Une nouvelle vague de pop chantée en français semble s’être abattue sur nos côtes, on ne compte en effet plus les nouveaux artistes qui allient recherche musicale, expériences pop et langue de Molière, qui vit un vrai retour en grâce après avoir été quasiment éradiquée par un usage exclusif de l’anglais, souvent pour de mauvaises raisons (« c’est difficile de faire swinguer le français », « pour exploser à l’international, il faut passer par l’anglais » et autres fadaises du genre) et avec une approximation linguistique souvent risible. Ainsi, le nouvel et second album de PEREZ, « Cavernes », est tout simplement l’un des meilleurs disques du moment.
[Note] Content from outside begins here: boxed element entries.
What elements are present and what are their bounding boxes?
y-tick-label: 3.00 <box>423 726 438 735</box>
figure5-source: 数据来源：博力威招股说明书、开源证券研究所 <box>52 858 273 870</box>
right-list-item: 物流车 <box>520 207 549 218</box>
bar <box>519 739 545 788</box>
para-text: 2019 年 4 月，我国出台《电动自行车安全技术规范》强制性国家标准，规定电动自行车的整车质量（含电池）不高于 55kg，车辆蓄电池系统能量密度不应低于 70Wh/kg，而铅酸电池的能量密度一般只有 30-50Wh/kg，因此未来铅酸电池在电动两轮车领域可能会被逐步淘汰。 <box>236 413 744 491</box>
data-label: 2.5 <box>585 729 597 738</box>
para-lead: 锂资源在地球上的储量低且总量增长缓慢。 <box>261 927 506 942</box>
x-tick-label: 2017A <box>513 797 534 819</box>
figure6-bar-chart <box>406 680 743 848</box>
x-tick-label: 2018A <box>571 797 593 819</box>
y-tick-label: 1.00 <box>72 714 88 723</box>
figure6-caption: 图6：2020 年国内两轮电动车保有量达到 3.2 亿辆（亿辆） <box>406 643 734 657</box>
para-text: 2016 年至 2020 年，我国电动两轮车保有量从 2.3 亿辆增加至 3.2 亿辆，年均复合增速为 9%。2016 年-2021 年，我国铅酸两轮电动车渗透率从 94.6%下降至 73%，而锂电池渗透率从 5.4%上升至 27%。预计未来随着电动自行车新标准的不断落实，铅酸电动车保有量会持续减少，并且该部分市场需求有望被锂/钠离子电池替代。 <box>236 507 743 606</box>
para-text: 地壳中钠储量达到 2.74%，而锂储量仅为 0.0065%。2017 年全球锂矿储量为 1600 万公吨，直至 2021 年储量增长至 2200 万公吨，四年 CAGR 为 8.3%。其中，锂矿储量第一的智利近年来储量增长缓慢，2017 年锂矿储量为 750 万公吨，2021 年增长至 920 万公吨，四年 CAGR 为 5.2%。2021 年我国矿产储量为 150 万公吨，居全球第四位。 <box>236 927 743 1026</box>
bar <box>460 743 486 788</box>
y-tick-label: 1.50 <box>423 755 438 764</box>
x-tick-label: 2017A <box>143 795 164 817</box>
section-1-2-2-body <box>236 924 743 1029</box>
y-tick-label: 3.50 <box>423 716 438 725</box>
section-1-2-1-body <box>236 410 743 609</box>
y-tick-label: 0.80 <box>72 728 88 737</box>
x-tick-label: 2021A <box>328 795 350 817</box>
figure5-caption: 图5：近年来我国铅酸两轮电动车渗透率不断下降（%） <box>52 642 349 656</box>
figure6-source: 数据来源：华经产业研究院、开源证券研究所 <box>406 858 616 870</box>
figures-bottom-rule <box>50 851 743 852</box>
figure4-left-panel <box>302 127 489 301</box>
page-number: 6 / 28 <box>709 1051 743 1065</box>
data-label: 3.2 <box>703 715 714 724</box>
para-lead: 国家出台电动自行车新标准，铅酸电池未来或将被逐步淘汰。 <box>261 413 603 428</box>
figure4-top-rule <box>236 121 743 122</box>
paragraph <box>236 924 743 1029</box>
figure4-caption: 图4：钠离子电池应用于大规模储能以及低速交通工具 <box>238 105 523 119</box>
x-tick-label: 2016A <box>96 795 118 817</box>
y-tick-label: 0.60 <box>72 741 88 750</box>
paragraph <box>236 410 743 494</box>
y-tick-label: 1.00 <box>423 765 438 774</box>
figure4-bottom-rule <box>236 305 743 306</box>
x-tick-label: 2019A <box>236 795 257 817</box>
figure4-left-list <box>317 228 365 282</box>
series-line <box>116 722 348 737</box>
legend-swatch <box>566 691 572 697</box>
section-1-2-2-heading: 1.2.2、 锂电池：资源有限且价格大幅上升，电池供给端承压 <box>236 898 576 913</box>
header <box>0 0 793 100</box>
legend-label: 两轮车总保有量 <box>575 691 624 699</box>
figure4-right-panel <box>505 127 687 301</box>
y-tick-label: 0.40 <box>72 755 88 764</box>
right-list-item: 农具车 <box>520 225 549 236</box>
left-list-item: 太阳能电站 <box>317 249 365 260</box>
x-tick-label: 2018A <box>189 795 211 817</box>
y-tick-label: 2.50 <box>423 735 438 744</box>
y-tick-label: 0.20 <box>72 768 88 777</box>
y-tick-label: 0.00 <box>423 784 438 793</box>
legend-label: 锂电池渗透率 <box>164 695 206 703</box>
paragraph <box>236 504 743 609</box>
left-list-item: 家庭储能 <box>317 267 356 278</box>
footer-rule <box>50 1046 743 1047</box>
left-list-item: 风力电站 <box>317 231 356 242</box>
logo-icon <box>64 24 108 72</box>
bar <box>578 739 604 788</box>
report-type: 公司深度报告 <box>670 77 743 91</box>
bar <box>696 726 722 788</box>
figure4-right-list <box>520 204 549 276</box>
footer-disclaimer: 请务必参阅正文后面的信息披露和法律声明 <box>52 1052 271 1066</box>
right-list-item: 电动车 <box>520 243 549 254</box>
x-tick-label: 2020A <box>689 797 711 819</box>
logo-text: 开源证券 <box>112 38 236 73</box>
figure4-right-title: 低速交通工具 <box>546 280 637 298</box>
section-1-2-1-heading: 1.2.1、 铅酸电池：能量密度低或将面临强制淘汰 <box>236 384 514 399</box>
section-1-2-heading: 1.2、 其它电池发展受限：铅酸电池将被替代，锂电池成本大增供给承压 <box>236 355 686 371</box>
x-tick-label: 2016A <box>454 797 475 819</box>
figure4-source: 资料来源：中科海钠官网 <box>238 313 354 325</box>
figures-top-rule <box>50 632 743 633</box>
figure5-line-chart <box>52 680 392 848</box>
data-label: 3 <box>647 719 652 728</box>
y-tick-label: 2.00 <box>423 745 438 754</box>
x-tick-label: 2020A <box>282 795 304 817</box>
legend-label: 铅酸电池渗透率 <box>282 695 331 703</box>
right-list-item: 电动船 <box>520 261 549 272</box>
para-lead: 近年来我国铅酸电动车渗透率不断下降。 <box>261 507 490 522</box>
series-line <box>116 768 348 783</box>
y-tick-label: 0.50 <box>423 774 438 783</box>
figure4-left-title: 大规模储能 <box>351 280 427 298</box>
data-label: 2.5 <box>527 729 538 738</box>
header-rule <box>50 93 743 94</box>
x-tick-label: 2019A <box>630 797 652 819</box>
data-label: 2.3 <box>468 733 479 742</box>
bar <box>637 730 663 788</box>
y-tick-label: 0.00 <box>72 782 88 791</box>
Julien Pérez eut une première vie comme chanteur qui tenait les claviers dans le groupe bordelais Adam Kesher qui faisait de la pop anglaise à la New Order ou américaine à la Rapture en anglais. En 2011, après deux albums et quelques EP, quelques tournées et participations à de grands festivals, Adam Kesher splitte et PEREZ se débarrasse de son prénom et de son accent pour embrasser une carrière solo pour laquelle il revient à l’usage exclusif du français pour écrire. Choix inspiré, car PEREZ n’a pas son pareil pour écrire des micro-fictions particulièrement bien tournées, littéraires et percutantes, créant immédiatement un univers pour chacune des chansons qui composent « Saltos », son premier album sorti en 2013. Etienne Daho, fan de la première heure, le parraine en l’invitant en première partie de sa tournée et il est vrai qu’on retrouve chez PEREZ la fraîcheur electro pop de certains de ses disques. Les singles « Gamine », « Les vacances continuent » ou « Apocalypse » ne rencontreront toutefois pas vraiment le succès.
Pour son second effort solo, PEREZ désormais installé à Paris s’exile à Berlin pour travailler avec le producteur bordelais expatrié Strip Steve, décide de prendre en charge toute l’instrumentation purement électronique de ce que sera « Cavernes ». Au milieu des séances, les deux compères visitent compulsivement les musées et profitent des joies du clubbing au Berghain et autres clubs pointus de la capitale européenne de l’electro, loisirs qui influenceront forcément l’écriture et la mise en son. Et si les influences deep house et techno pointaient déjà dans « Saltos », elles s’épanouissent tout au long de « Cavernes ». Le single « Niki » est aussi dansant que cinglant, avec des sons rêches. « Cerveau » déroule un bijou de texte sur un groove mécanique, « La salle de bain » est une mélancolique ballade flottante très réussie. « Le dernier tube de l’été » ne sera jamais joué dans les boums de camping, trop décalé, trop étrange, trop ironique. Pourtant, cet ostinato a tous les attributs du tube entêtant, tout de suite identifiable par ses arpèges de synthés, la voix nimbée d’écho chantant le malaise d’un homme redoutant la chaleur de l’été, la redoutable accélération du tempo et la mutation de la chanson en une bombe trance pour précipiter les danseurs sur la piste, ce qui est gonflé de la part de quelqu’un qui avoue ne pas être un danseur naturel.
Danser au fond de la caverne, du night-club, de la psyché humaine, c’est rien moins ce que PEREZ nous propose. Et c’est une réussite.
NB: le clip officiel, tourné au hasard des rues de Berlin et diffusant un malaise diffus est stoppé net avant la fin du morceau. Pour une version complète, préférez la version live.